Chart Your Pain
To help you better understand how your endometriosis works and provide this information for your healthcare provider, it is important to track your symptoms and cycles. Below are some wonderful tools to keep you well informed and organized dealing with your endometriosis.
Pain and Symptom Tracker
Keeping track of pelvic pain, menstrual cramps, and other symptoms such as pain when you pass urine or when you have a bowel movement is important. When you use this tracker, be sure to write down any symptoms you have, the number from 1–10 that describes the degree of pain, and where it is located. If you are taking continuous hormone pills and you do not have periods, you can use the chart to track any other symptoms, including breakthrough bleeding.
- Be sure to check out the Sample Pain and Symptom Tracker, and carefully read the keys at the bottom before you start filling out your own.
- Download “My Pain and Symptom Tracker” (including the sample) here. Make a few copies.
- Write the name of the month at the top of the page and begin tracking your pain and symptoms.
- To fill in the bleeding “Amount” row, look at the Blood Flow Amount Key at the bottom of the page to figure out which letter (S, L, N, or H) best describes your flow.
- Figure out which letter best describes the location of your pain (M, L, or R), by taking a look at the “Pelvic Pain Location Key” at the bottom of the page.
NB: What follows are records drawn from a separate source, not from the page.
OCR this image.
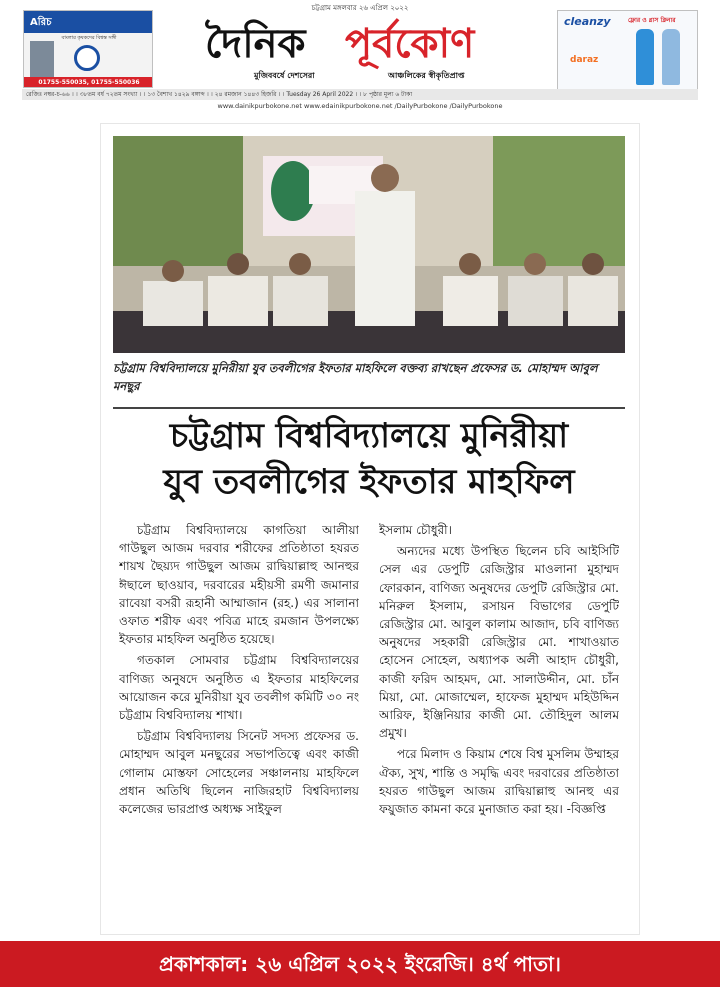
চট্টগ্রাম মঙ্গলবার ২৬ এপ্রিল ২০২২
Aরিচ
বাংলার কৃষকদের বিশ্বস্ত সঙ্গী
01755-550035, 01755-550036
দৈনিক পূর্বকোণ
মুজিববর্ষে দেশসেরা	আঞ্চলিকের স্বীকৃতিপ্রাপ্ত
cleanzy	ফ্লোর ও গ্লাস ক্লিনার
daraz
রেজিঃ নম্বর-চ-৬৬ । । ৩৮তম বর্ষ ৭২তম সংখ্যা । । ১৩ বৈশাখ ১৪২৯ বঙ্গাব্দ । । ২৪ রমজান ১৪৪৩ হিজরি । । Tuesday 26 April 2022 । । ৮ পৃষ্ঠার মূল্য ৬ টাকা
www.dainikpurbokone.net www.edainikpurbokone.net /DailyPurbokone /DailyPurbokone
চট্টগ্রাম বিশ্ববিদ্যালয়ে মুনিরীয়া যুব তবলীগের ইফতার মাহফিলে বক্তব্য রাখছেন প্রফেসর ড. মোহাম্মদ আবুল মনছুর
চট্টগ্রাম বিশ্ববিদ্যালয়ে মুনিরীয়া
যুব তবলীগের ইফতার মাহফিল

চট্টগ্রাম বিশ্ববিদ্যালয়ে কাগতিয়া আলীয়া গাউছুল আজম দরবার শরীফের প্রতিষ্ঠাতা হযরত শায়খ ছৈয়্যদ গাউছুল আজম রাদ্বিয়াল্লাহু আনহুর ঈছালে ছাওয়াব, দরবারের মহীয়সী রমণী জমানার রাবেয়া বসরী রূহানী আম্মাজান (রহ.) এর সালানা ওফাত শরীফ এবং পবিত্র মাহে রমজান উপলক্ষ্যে ইফতার মাহফিল অনুষ্ঠিত হয়েছে।

গতকাল সোমবার চট্টগ্রাম বিশ্ববিদ্যালয়ের বাণিজ্য অনুষদে অনুষ্ঠিত এ ইফতার মাহফিলের আয়োজন করে মুনিরীয়া যুব তবলীগ কমিটি ৩০ নং চট্টগ্রাম বিশ্ববিদ্যালয় শাখা।

চট্টগ্রাম বিশ্ববিদ্যালয় সিনেট সদস্য প্রফেসর ড. মোহাম্মদ আবুল মনছুরের সভাপতিত্বে এবং কাজী গোলাম মোস্তফা সোহেলের সঞ্চালনায় মাহফিলে প্রধান অতিথি ছিলেন নাজিরহাট বিশ্ববিদ্যালয় কলেজের ভারপ্রাপ্ত অধ্যক্ষ সাইফুল

ইসলাম চৌধুরী।

অন্যদের মধ্যে উপস্থিত ছিলেন চবি আইসিটি সেল এর ডেপুটি রেজিস্ট্রার মাওলানা মুহাম্মদ ফোরকান, বাণিজ্য অনুষদের ডেপুটি রেজিস্ট্রার মো. মনিরুল ইসলাম, রসায়ন বিভাগের ডেপুটি রেজিস্ট্রার মো. আবুল কালাম আজাদ, চবি বাণিজ্য অনুষদের সহকারী রেজিস্ট্রার মো. শাখাওয়াত হোসেন সোহেল, অধ্যাপক অলী আহাদ চৌধুরী, কাজী ফরিদ আহমদ, মো. সালাউদ্দীন, মো. চাঁন মিয়া, মো. মোজাম্মেল, হাফেজ মুহাম্মদ মহিউদ্দিন আরিফ, ইঞ্জিনিয়ার কাজী মো. তৌহিদুল আলম প্রমুখ।

পরে মিলাদ ও কিয়াম শেষে বিশ্ব মুসলিম উম্মাহর ঐক্য, সুখ, শান্তি ও সমৃদ্ধি এবং দরবারের প্রতিষ্ঠাতা হযরত গাউছুল আজম রাদ্বিয়াল্লাহু আনহু এর ফয়ুজাত কামনা করে মুনাজাত করা হয়। -বিজ্ঞপ্তি

প্রকাশকাল: ২৬ এপ্রিল ২০২২ ইংরেজি। ৪র্থ পাতা।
Write it down in the Pelvic Pain “Location/Intensity” row.
- Decide which number best describes your pain (0= no pain, 10 = the worst pain you’ve ever had) by looking at the Pelvic Pain Numerical Rating Scale at the bottom of the page. Write that number down in the same row. Example = M/5.
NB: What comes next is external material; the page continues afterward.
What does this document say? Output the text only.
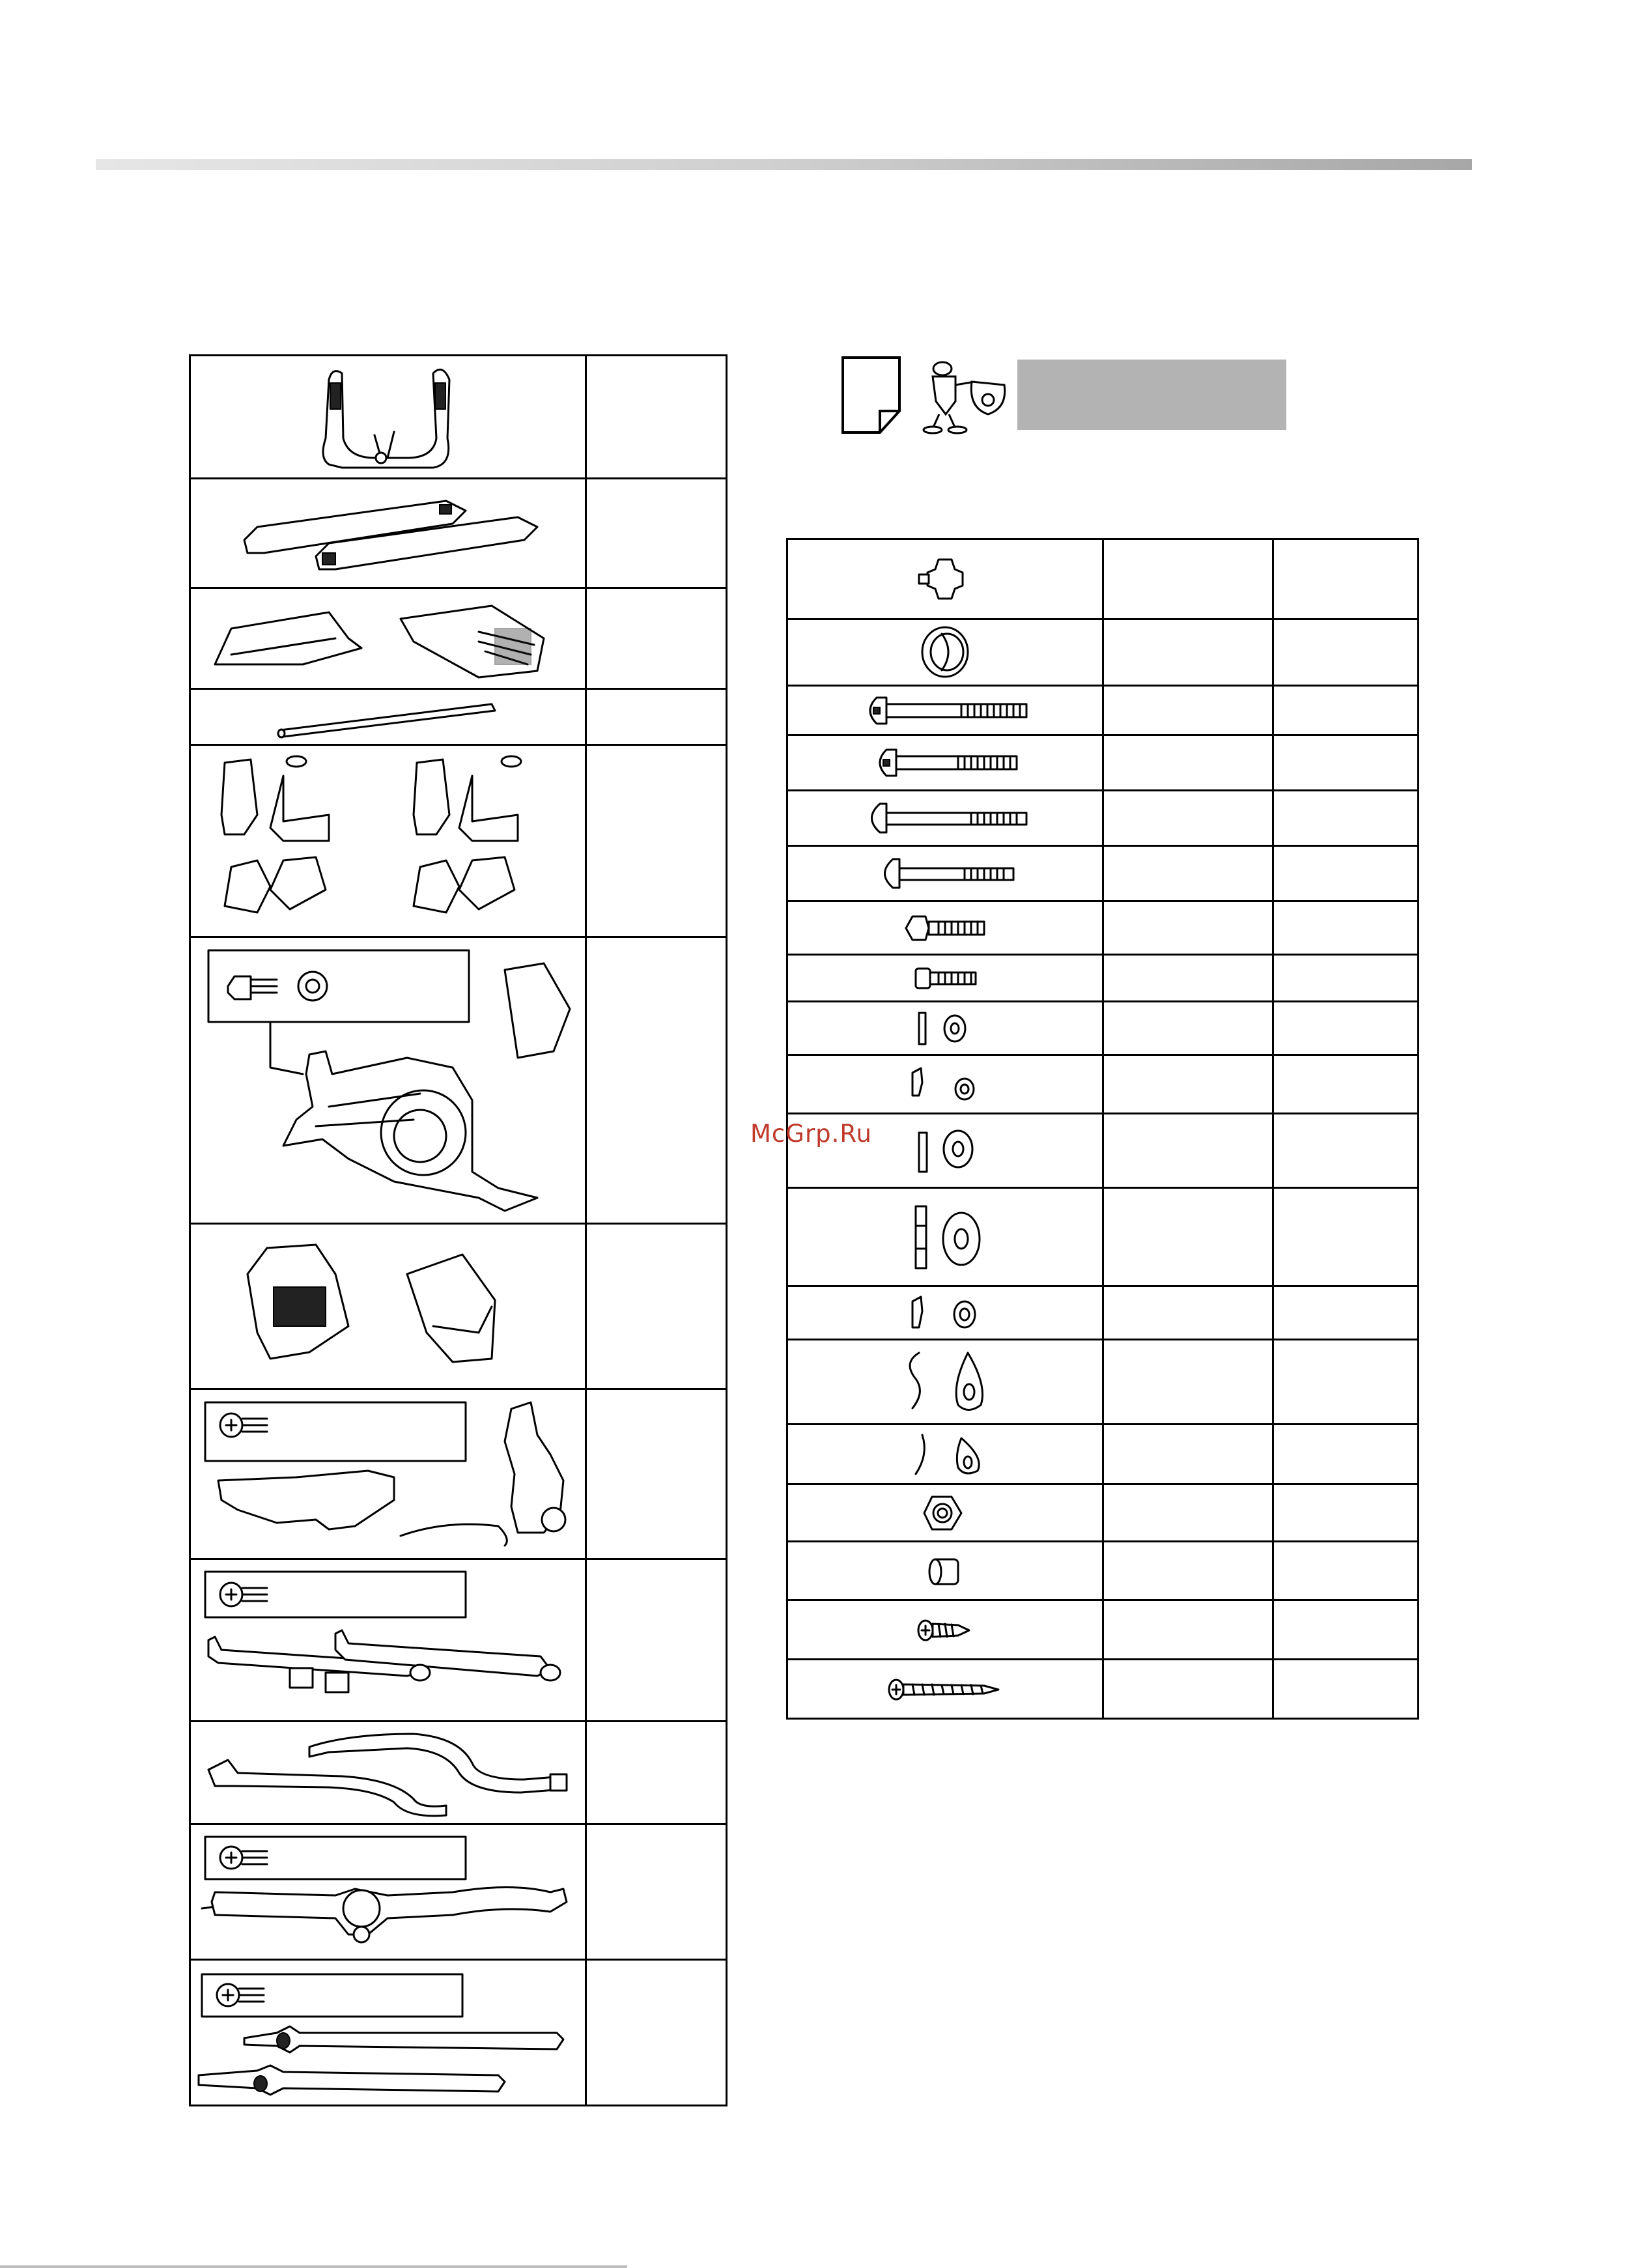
McGrp.Ru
- If you don’t have any pain symptoms or breakthrough bleeding on any given day, just leave the box empty.
- Remember to bring your completed Pain and Symptom Tracker with you to your medical appointments.
Pain Mapping Worksheet
Sometimes it’s hard to describe exactly where your pelvic pain is, so we created this special tool to help you “map your pain”. Pain mapping using colored pencils or markers is a unique way to show your medical team the location of your pain. Simply color in the area where you have pain. You can create your own “key” using different colors. For example; you may use the color red to show the location of severe pain, while you may choose the color orange to indicate moderate pain—it’s up to you, you’re the artist. We’ve included a sample pain mapping worksheet to show you an example of how to map your pain.
The listed iphone apps have been used by members to easily keep track of their cycles and symptoms effortlessly:
Find a way that works for you to take control of what is happening to your body. Being able to identify any possible triggers or patterns is an effective way to ensure you can minimize symptoms and choose a treatment plan that will work best for you. Being organized and aware is very helpful for you to present a more complete picture of how endometriosis really affects you to your healthcare practitioner.